Pedicle screws are pivotal in spinal fixation procedures, providing stability and facilitating the correction of spinal deformities. Several designs, including standard, cannulated, fenestrated, and expandable screws, have been developed to optimize fixation strength and address varying patient needs. Standard screws provide reliable fixation, while cannulated screws allow for minimally invasive insertion using a guidewire.

Methods

Despite their advantages, complications such as screw loosening, misplacement, and breakage remain prevalent. Loosening is often caused by poor bone quality, suboptimal insertion techniques, or excessive mechanical loading. Misplacement can lead to serious neurological and vascular injuries, necessitating precise preoperative planning and intraoperative imaging.
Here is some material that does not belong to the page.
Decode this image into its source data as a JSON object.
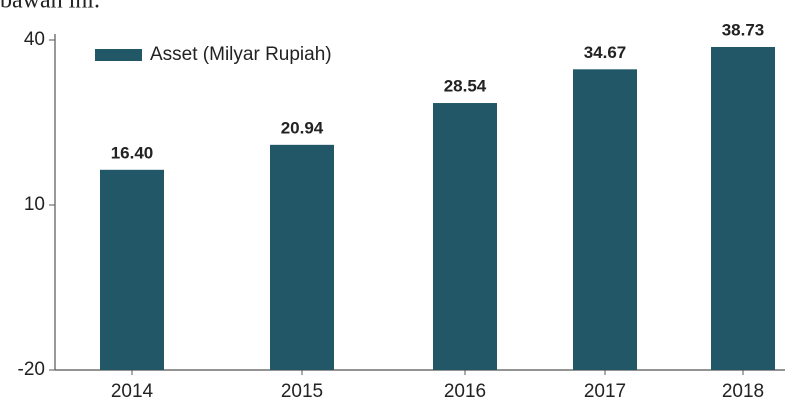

Screw breakage, typically due to fatigue failure, underscores the importance of advanced material selection and biomechanical design. Recent technological innovations, such as 3D-printed patient-specific screws, bioactive coatings, and real-time navigation systems, aim to mitigate these complications. Furthermore, artificial intelligence (AI) is emerging as a powerful tool in enhancing surgical precision and predicting screw behavior, improving preoperative planning, and reducing human error during surgery.

Conclusion

This review examines pedicle screw designs, their biomechanical properties, and the associated complications. It also discusses recent advancements in screw technology and AI-driven tools aimed at improving fixation strength, minimizing complications, and optimizing patient outcomes in spinal fusion procedures.